We were also learning about the layers of the earth this week. There were the compositional layers, which included the crust, mantle, inner core, and outer core. Then there are the physical layers, which are the lithosphere, asthenosphere, the mesosphere, the outer core, and the inner core.

Compositional Layers

Crust

The crust is the thinnest layer of the earth; it is only 5-100 km thick. It includes the ocean floor and dry land, which is called the oceanic and continental crusts. It is made up mostly of silicon and oxygen in the form of granite and basaltic rocks.

Mantle

The mantle is the thickest layer of the earth, measuring 2,900 km thick. It is a semi-solid layer made up of silicate, iron, nickel, and magnesium. Magma that spews out of volcanoes comes from the mantle.

Outer Core

The outer core is a layer of liquid metal, mostly iron and nickel. It is 2,200 km thick.

Inner Core

The inner core is made mostly of iron and nickel as well.
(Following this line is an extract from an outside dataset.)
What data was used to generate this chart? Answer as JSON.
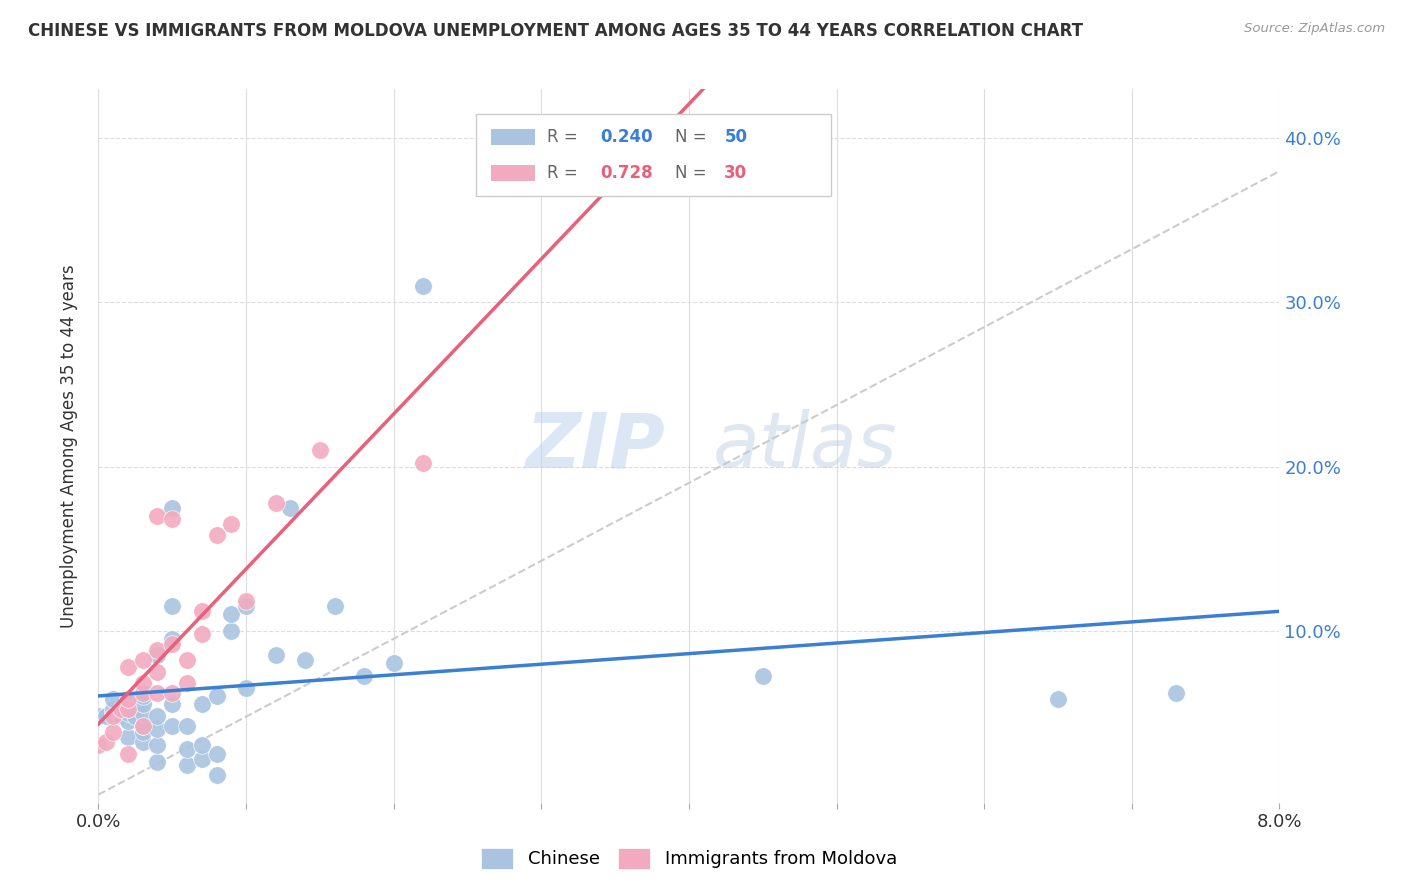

The pressure in it is so great that it becomes a solid ball. Its diameter is 2,456 km. When the outer core spins around it, the earth’s magnetism is created.

Physical Layers

Lithosphere

The lithosphere is about 15-300 km thick. It is cold and brittle, very easily broken. It is a combination of the crust and the upper region of the mantle.

Asthenosphere

The asthenosphere is the weak sphere. It is 250 km thick. It is a soft layer of hot semi-liquid that is constantly moving in convection currents (which will be explained later on). The plates of the lithosphere ‘float’ on the asthenosphere.

Mesosphere

The mesosphere is the middle sphere. It is the rest of the mantle that the lithosphere and the asthenosphere don’t take up, which is about 2,550 km. It is much stronger and hotter than the asthenosphere. It is a semi-solid, and it is believed that the pressure keeps it from flowing like a liquid.

Outer Core

The outer core is the only actual liquid layer of the earth. Although it is pretty much a superhot sea of iron and nickel, magma and lava DOES NOT come from here.

Inner Core

The inner core is the solid, dense core of the planet, a solid ball. The outer core’s rotation around it is what causes the earth’s magnetism. The earth’s inner core is hotter than the surface of the sun. The sun’s surface is about 5,500 °C. The inner core is about 6,000 °C. But the sun’s core is 15,000,000 °C, so the earth’s core is a lot colder compared to that.
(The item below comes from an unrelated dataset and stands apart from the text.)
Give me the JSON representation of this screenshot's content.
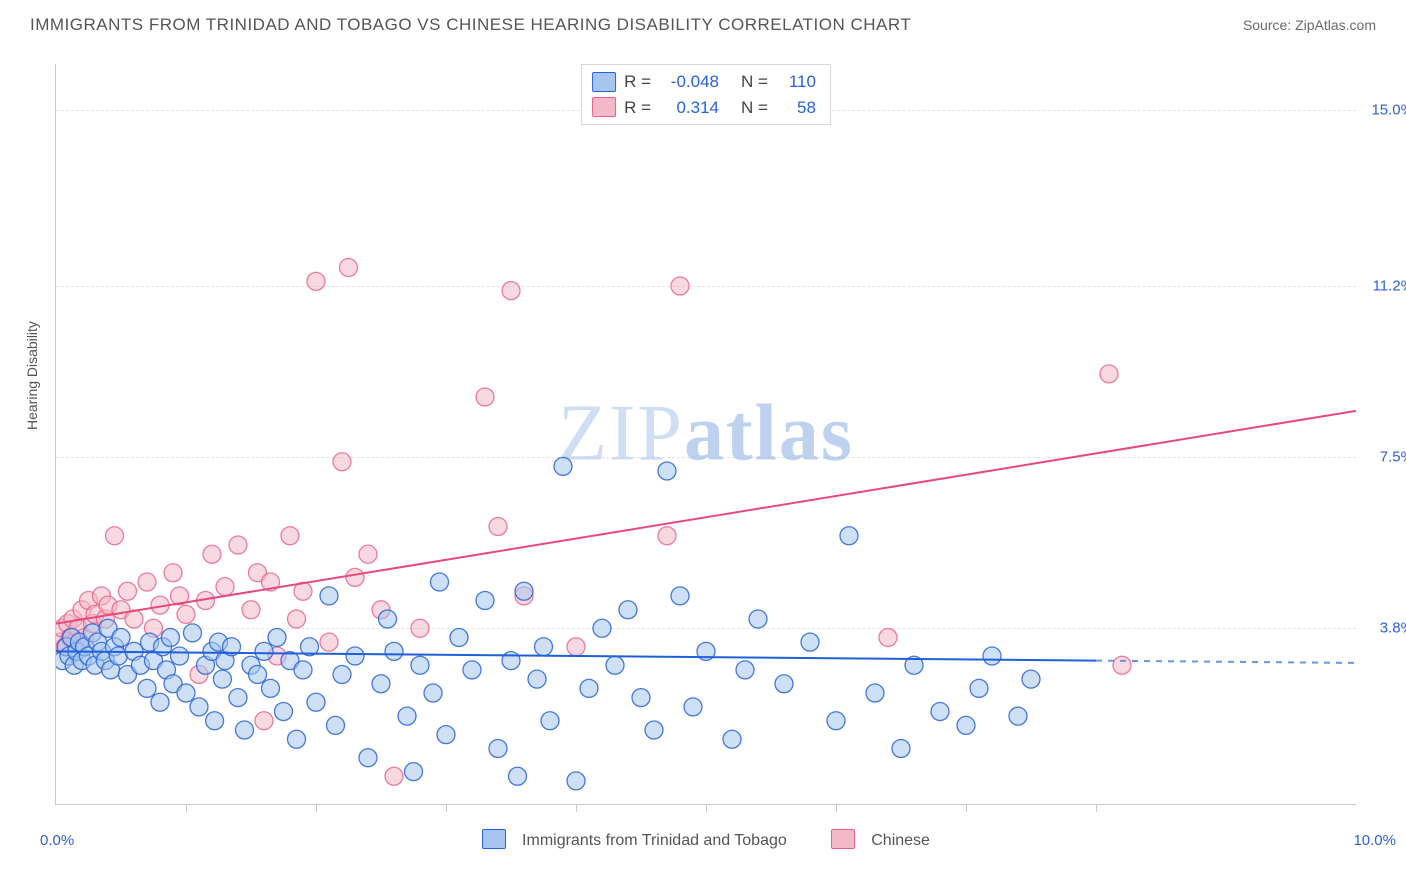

https://rozsascience.files.wordpress.com/2013/01/the_earths_layers_foldable_completed.jpg

This is the foldable that we did in class to visualize this.
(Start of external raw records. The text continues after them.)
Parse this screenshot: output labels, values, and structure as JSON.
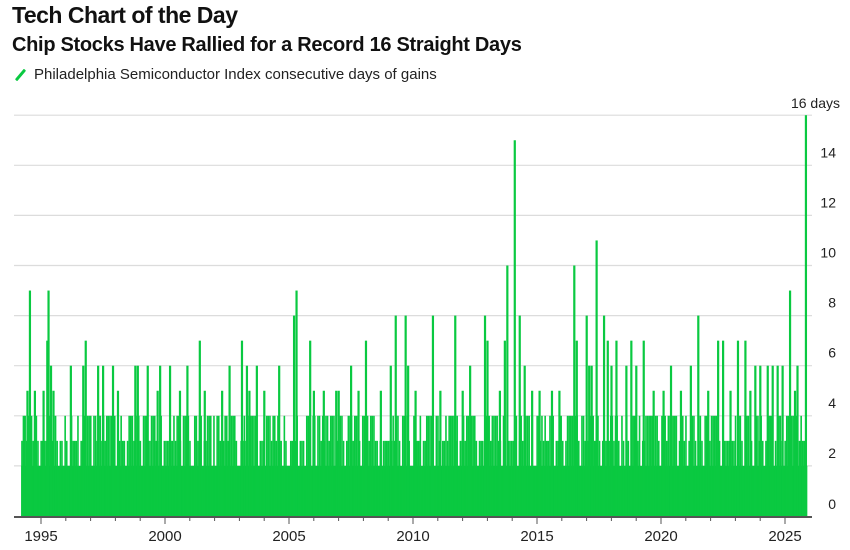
{
  "header": {
    "title": "Tech Chart of the Day",
    "subtitle": "Chip Stocks Have Rallied for a Record 16 Straight Days"
  },
  "chart_data": {
    "type": "bar",
    "title": "Chip Stocks Have Rallied for a Record 16 Straight Days",
    "series_name": "Philadelphia Semiconductor Index consecutive days of gains",
    "color": "#0ac941",
    "xlabel": "",
    "ylabel": "",
    "xlim": [
      1994.2,
      2025.9
    ],
    "ylim": [
      0,
      16
    ],
    "grid": true,
    "legend_position": "top-left",
    "x_ticks": [
      "1995",
      "2000",
      "2005",
      "2010",
      "2015",
      "2020",
      "2025"
    ],
    "y_ticks": [
      "0",
      "2",
      "4",
      "6",
      "8",
      "10",
      "12",
      "14"
    ],
    "annotation": "16 days",
    "peaks": [
      [
        1994.3,
        4
      ],
      [
        1994.45,
        5
      ],
      [
        1994.55,
        9
      ],
      [
        1994.75,
        5
      ],
      [
        1995.1,
        5
      ],
      [
        1995.25,
        7
      ],
      [
        1995.3,
        9
      ],
      [
        1995.4,
        6
      ],
      [
        1995.5,
        5
      ],
      [
        1996.2,
        6
      ],
      [
        1996.7,
        6
      ],
      [
        1996.8,
        7
      ],
      [
        1997.3,
        6
      ],
      [
        1997.5,
        6
      ],
      [
        1997.9,
        6
      ],
      [
        1998.1,
        5
      ],
      [
        1998.8,
        6
      ],
      [
        1998.9,
        6
      ],
      [
        1999.3,
        6
      ],
      [
        1999.7,
        5
      ],
      [
        1999.8,
        6
      ],
      [
        2000.2,
        6
      ],
      [
        2000.6,
        5
      ],
      [
        2000.9,
        6
      ],
      [
        2001.4,
        7
      ],
      [
        2001.6,
        5
      ],
      [
        2002.3,
        5
      ],
      [
        2002.6,
        6
      ],
      [
        2003.1,
        7
      ],
      [
        2003.3,
        6
      ],
      [
        2003.4,
        5
      ],
      [
        2003.7,
        6
      ],
      [
        2004.0,
        5
      ],
      [
        2004.6,
        6
      ],
      [
        2005.2,
        8
      ],
      [
        2005.3,
        9
      ],
      [
        2005.85,
        7
      ],
      [
        2006.0,
        5
      ],
      [
        2006.4,
        5
      ],
      [
        2006.9,
        5
      ],
      [
        2007.0,
        5
      ],
      [
        2007.5,
        6
      ],
      [
        2007.8,
        5
      ],
      [
        2008.1,
        7
      ],
      [
        2008.7,
        5
      ],
      [
        2009.1,
        6
      ],
      [
        2009.3,
        8
      ],
      [
        2009.7,
        8
      ],
      [
        2009.8,
        6
      ],
      [
        2010.1,
        5
      ],
      [
        2010.8,
        8
      ],
      [
        2011.1,
        5
      ],
      [
        2011.7,
        8
      ],
      [
        2012.0,
        5
      ],
      [
        2012.3,
        6
      ],
      [
        2012.9,
        8
      ],
      [
        2013.0,
        7
      ],
      [
        2013.5,
        5
      ],
      [
        2013.7,
        7
      ],
      [
        2013.8,
        10
      ],
      [
        2014.1,
        15
      ],
      [
        2014.3,
        8
      ],
      [
        2014.5,
        6
      ],
      [
        2014.8,
        5
      ],
      [
        2015.1,
        5
      ],
      [
        2015.6,
        5
      ],
      [
        2015.9,
        5
      ],
      [
        2016.5,
        10
      ],
      [
        2016.6,
        7
      ],
      [
        2017.0,
        8
      ],
      [
        2017.1,
        6
      ],
      [
        2017.2,
        6
      ],
      [
        2017.4,
        11
      ],
      [
        2017.7,
        8
      ],
      [
        2017.85,
        7
      ],
      [
        2018.0,
        6
      ],
      [
        2018.2,
        7
      ],
      [
        2018.6,
        6
      ],
      [
        2018.8,
        7
      ],
      [
        2019.0,
        6
      ],
      [
        2019.3,
        7
      ],
      [
        2019.7,
        5
      ],
      [
        2020.1,
        5
      ],
      [
        2020.4,
        6
      ],
      [
        2020.8,
        5
      ],
      [
        2021.2,
        6
      ],
      [
        2021.5,
        8
      ],
      [
        2021.9,
        5
      ],
      [
        2022.3,
        7
      ],
      [
        2022.5,
        7
      ],
      [
        2022.8,
        5
      ],
      [
        2023.1,
        7
      ],
      [
        2023.4,
        7
      ],
      [
        2023.6,
        5
      ],
      [
        2023.8,
        6
      ],
      [
        2024.0,
        6
      ],
      [
        2024.3,
        6
      ],
      [
        2024.5,
        6
      ],
      [
        2024.7,
        6
      ],
      [
        2024.9,
        6
      ],
      [
        2025.2,
        9
      ],
      [
        2025.4,
        5
      ],
      [
        2025.5,
        6
      ],
      [
        2025.6,
        3
      ],
      [
        2025.84,
        16
      ]
    ],
    "base_values": [
      3,
      4,
      2,
      4,
      3,
      4,
      4,
      3,
      2,
      4,
      3,
      4,
      1,
      3,
      4,
      4,
      3,
      2,
      4,
      3,
      4,
      3,
      4,
      2,
      3,
      4,
      3,
      4,
      4,
      3,
      2,
      3,
      4,
      4,
      3,
      4,
      2,
      4,
      3,
      3,
      4,
      1,
      4,
      3,
      4,
      3,
      2,
      4,
      4,
      3,
      4,
      3,
      3,
      4,
      2,
      4,
      3,
      4,
      4,
      3,
      4
    ]
  }
}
The convection currents are what cause earthquakes. The air gets hot from the inner core, and so it rises. Then is get cold from up there, so it sinks. This repeats around in there, sometimes causing the tectonic plates to shift.

S&EP:SP2, Using Models.

This week I learned a lot about the rock cycle and the earth’s layers because we made that foldable and did that lab. If those Starburst candies were actually rocks, it might have helped a tiny bit more, but that lab really helped to make sense of the rock cycle. And with the foldable we made, it showed all of the layers and what was going on.

XCC: Structure and Function.

If one of the earth’s layers wasn’t strong enough to support the other layers, the earth would completely fall apart. It is really important that everything is strong enough to support everything else and functions right to make everything okay.